Dona Tatá, matuta braba do sítio Porca Magra, ganhou passagem pro Rio de Janeiro, presente de uma filha bem de vida. Passagem em mão, pediu ao marido "uns cento e vinte conto pra gastar na Copacabana". Sanoca, o dito cujo, arrumou a grana com relativa alegria (tinha uma quenga no Alto do Bode e estava doido que a mulher fosse passar uns cinco anos fora).

Passaram-se três dias de Cidade Maravilhosa e lá dona Tatá telefona, perturbando por mais uma coisinha. Quase chorando...

- San, querido, mande urgentemente mais uns 300 ou 400 conto!

- Diabeisso, Tatá? Tá pensando que meu dinheiro é fôia de pau?

- Não, San! É que aqui chove muito e eu preciso dumas roupas de gabarito pra chuva! Entendeu?

Sanoca, mão de bebê, deu uma de ministro:

- Faça o seguinte, mulher, volte pro Ceará que a chuva aqui é mais barata!

Sertão Central do Ceará, século XIX

Três longos anos consecutivos de seca, torando esperanças. Até pra cuspir faltava matéria-prima. Quem chorasse, o outro bebia a lágrima. E sabendo-se que naquele tempo não havia ar condicionado, ventilador, refrigerador... Quem dali saísse pro inferno, só estranharia a comida.
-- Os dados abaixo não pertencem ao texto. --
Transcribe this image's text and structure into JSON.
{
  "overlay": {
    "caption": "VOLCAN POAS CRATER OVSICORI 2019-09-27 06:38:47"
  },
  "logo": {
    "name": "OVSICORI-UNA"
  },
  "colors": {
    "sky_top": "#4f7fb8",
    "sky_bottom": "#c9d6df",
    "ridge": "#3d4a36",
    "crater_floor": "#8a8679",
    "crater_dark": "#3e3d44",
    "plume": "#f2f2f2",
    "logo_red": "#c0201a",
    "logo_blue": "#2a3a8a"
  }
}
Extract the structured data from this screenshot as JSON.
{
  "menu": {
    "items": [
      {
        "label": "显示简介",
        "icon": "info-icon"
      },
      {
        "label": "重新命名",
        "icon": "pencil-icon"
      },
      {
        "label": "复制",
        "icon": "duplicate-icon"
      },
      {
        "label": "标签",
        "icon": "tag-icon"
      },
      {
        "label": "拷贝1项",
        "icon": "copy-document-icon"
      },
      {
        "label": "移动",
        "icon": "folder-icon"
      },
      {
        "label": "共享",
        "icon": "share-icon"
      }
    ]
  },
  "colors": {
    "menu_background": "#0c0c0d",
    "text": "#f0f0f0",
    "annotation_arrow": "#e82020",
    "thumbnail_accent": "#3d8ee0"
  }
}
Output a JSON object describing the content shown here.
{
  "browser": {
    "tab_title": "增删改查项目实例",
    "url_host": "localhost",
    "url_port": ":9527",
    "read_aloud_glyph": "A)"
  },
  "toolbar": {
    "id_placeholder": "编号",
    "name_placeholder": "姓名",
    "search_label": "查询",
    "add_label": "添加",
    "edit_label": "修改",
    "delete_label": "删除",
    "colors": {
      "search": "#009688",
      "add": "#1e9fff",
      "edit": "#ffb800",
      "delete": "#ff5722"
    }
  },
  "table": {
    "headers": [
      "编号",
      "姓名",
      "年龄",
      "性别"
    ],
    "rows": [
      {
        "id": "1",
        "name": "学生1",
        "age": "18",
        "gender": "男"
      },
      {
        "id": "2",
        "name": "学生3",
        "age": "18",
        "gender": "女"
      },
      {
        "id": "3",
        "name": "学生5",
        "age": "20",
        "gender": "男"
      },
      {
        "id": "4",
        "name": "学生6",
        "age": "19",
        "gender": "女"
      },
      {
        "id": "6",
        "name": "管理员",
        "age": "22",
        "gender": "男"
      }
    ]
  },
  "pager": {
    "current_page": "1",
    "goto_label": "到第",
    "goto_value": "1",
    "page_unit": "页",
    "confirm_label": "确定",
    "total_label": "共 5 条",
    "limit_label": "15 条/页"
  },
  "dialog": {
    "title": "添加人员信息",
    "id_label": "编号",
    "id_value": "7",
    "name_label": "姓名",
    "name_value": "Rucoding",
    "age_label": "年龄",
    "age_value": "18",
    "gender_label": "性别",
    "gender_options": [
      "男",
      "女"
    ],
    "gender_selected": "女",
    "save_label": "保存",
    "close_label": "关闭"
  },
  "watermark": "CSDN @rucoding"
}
Quisesse saber quão brabo era a estiagem a que nos referimos, fosse ter com o sempre despachado padre Raimundo, na Pirapora. Ele mesmo que naquele dia (passava do meio dia) recebia na casa paroquial vazia de gente ninguém menos que o gaiato João Neném, matuto qualificado, logo a disparar queixa:

- Tem lá cristão que aguente, seu padre! Mulesta de calor esse, né?

- É... Nunca dantes algo assim, meu filho.

- O purgatório é menos abafado, e já tem até linha de ônibus pra lá.

Olhando prum lado e outro, sem divisar um pé de pessoa - e percebendo a paisagem catingueira entristecida ao derredor, o visitante acha de fazer infeliz comparação entre a falta de chuva, a figura do religioso com que conversava e o "mamífero da família dos equídeos (Equus asinus), de origem africana, presente em todo o mundo por ser facilmente domesticável"...

- Numa seca dessas, só escapa padre e jumento!

A resposta do sacerdote não poderia ser mais ecumênica:

- E tu por acaso é padre, João Neném?

Arre água!!!

Tempo de chuva e água abunda - nos "cóigo", lagoas e açudes do sertão, estamos todos "cansos" de saber. No estio, calango pede penico, mêi palmo de língua pra fora, esturricado de sede. Ninguém sabe é que na seca medonha dona Raimunda se lasca de ganhar dinheiro, justo vendendo água ao povo da redondeza. Diz ela que é natural a água que "nigucia".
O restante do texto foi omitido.